Good point. So, in this case, it is not worth turning it on because the performance gain is very small.

Re: LAME compiled executable slow!

Reply #12
I wouldn't worry about using -march=native if you're using an older machine.  Your build should run on anything newer as long as 32-bit is still supported.  In my previous post, my build used -march=haswell (4th gen Core series), so that's probably why you couldn't run it.  I also forgot to enable nasm, so using haswell was giving me similar performance to the RareWare's build.  I tested another build using -march=nehalem (1st gen Core series) with nasm enabled, and it slightly edges out the RareWare's build on my machine. 

You can always see what CPU flags are being enabled with GCC or MinGW using this command.  (I'm using 64-bit Linux, so your command might differ slightly)
Code: [Select]
i686-w64-mingw32-gcc -Q --help=target -march=native | grep "enabled"

Re: LAME compiled executable slow!

Reply #13
Using -march=native usually is most advantageous when just running on the compiling machine.

Current CPU's support a lot of "special" instructions/instruction sets older ones do not.
The differences between AMD/Intel architectures not to forget. So, using -march=native is
kind of a gamble if the binary should run across several different platforms.

The lowest common denominator would rather be -march=x86-64(-v2|-v3|-v4), depending on the target system.
Or you might choose the -mtune settings. The GCC manual details the different options.

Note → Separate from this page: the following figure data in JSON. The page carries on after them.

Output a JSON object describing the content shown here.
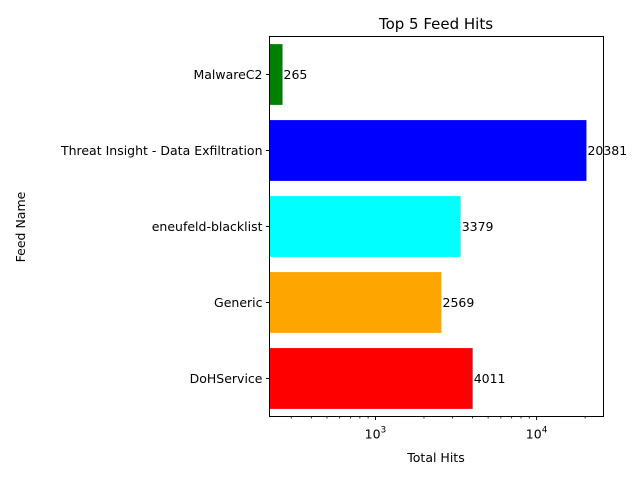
{
  "chart_data": {
    "type": "bar",
    "orientation": "horizontal",
    "title": "Top 5 Feed Hits",
    "xlabel": "Total Hits",
    "ylabel": "Feed Name",
    "xscale": "log",
    "xlim": [
      220,
      26000
    ],
    "grid": false,
    "categories": [
      "DoHService",
      "Generic",
      "eneufeld-blacklist",
      "Threat Insight - Data Exfiltration",
      "MalwareC2"
    ],
    "values": [
      4011,
      2569,
      3379,
      20381,
      265
    ],
    "data_labels": [
      "4011",
      "2569",
      "3379",
      "20381",
      "265"
    ],
    "colors": [
      "#ff0000",
      "#ffa500",
      "#00ffff",
      "#0000ff",
      "#008000"
    ],
    "x_ticks": [
      {
        "value": 1000,
        "base": "10",
        "exp": "3"
      },
      {
        "value": 10000,
        "base": "10",
        "exp": "4"
      }
    ]
  }
}
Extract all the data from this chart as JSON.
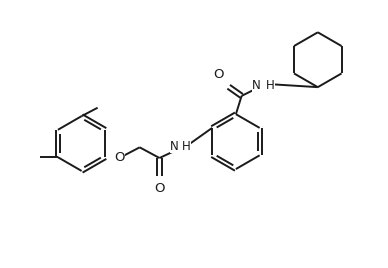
{
  "bg_color": "#ffffff",
  "line_color": "#1a1a1a",
  "line_width": 1.4,
  "font_size": 8.5,
  "fig_width": 3.88,
  "fig_height": 2.68,
  "dpi": 100,
  "xlim": [
    0,
    10
  ],
  "ylim": [
    0,
    7
  ]
}
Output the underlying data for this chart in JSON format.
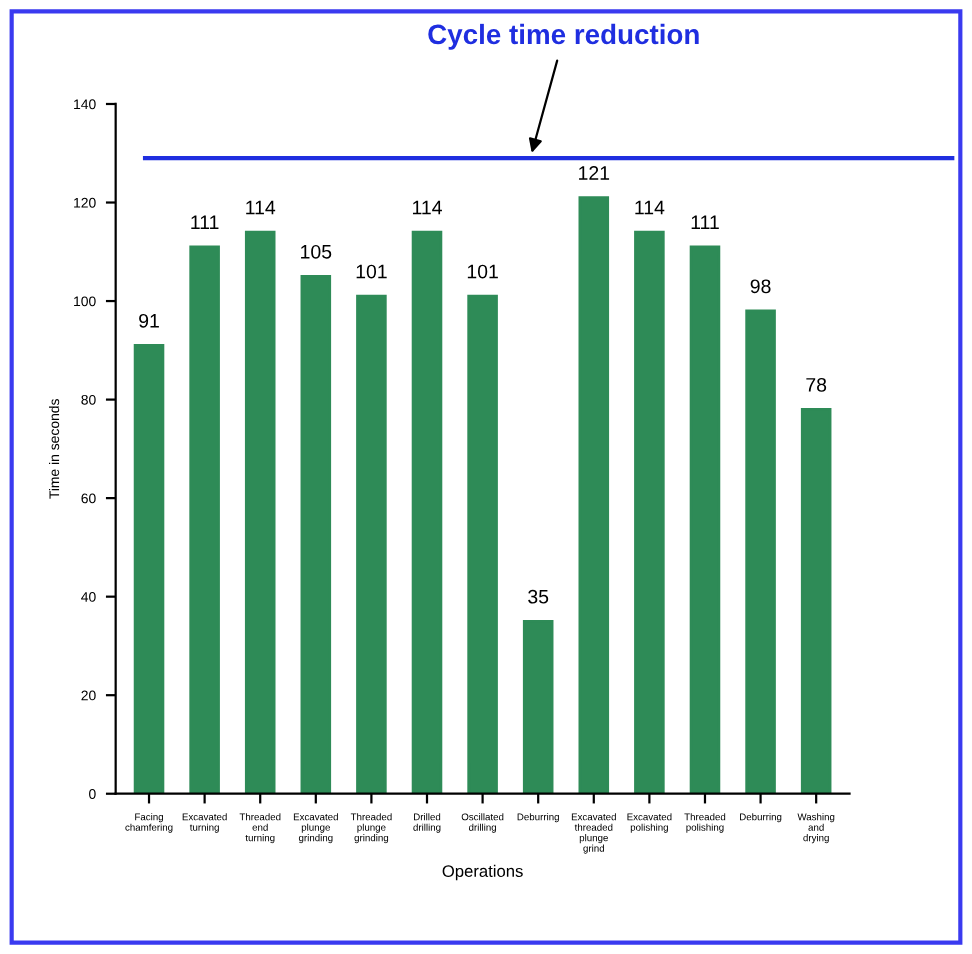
{
  "chart_data": {
    "type": "bar",
    "xlabel": "Operations",
    "ylabel": "Time in seconds",
    "categories": [
      "Facing chamfering",
      "Excavated turning",
      "Threaded end turning",
      "Excavated plunge grinding",
      "Threaded plunge grinding",
      "Drilled drilling",
      "Oscillated drilling",
      "Deburring",
      "Excavated threaded plunge grind",
      "Excavated polishing",
      "Threaded polishing",
      "Deburring",
      "Washing and drying"
    ],
    "values": [
      91,
      111,
      114,
      105,
      101,
      114,
      101,
      35,
      121,
      114,
      111,
      98,
      78
    ],
    "color": "#2e8b57",
    "data_labels": true,
    "ylim": [
      0,
      140
    ],
    "yticks": [
      0,
      20,
      40,
      60,
      80,
      100,
      120,
      140
    ],
    "grid": false,
    "legend": false,
    "ref_lines": [
      {
        "axis": "y",
        "value": 129,
        "label": "Cycle time reduction",
        "color": "#1f2ee0",
        "line_style": "solid"
      }
    ]
  }
}
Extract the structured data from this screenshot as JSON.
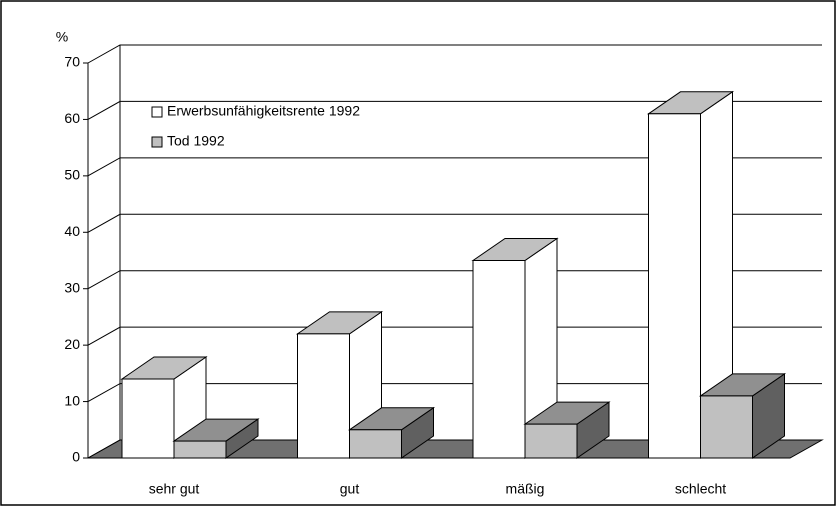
{
  "chart_data": {
    "type": "bar3d",
    "y_label": "%",
    "categories": [
      "sehr gut",
      "gut",
      "mäßig",
      "schlecht"
    ],
    "series": [
      {
        "name": "Erwerbsunfähigkeitsrente 1992",
        "color": "#ffffff",
        "values": [
          14,
          22,
          35,
          61
        ]
      },
      {
        "name": "Tod 1992",
        "color": "#c0c0c0",
        "values": [
          3,
          5,
          6,
          11
        ]
      }
    ],
    "ylim": [
      0,
      70
    ],
    "yticks": [
      0,
      10,
      20,
      30,
      40,
      50,
      60,
      70
    ],
    "grid": true
  }
}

For personal purposes, i also compiled the Lame binary for several years now. Aim was always to get
the fastest binary possible, that runs on every CPU - let's say - of the past decade. I also use GCC,
as it provides a solid performance and does not favor Intel over AMD as the ICL did (at least until last year).
It is even able to outperform ICL and MSVC builds speedwise, according to my experience and tests.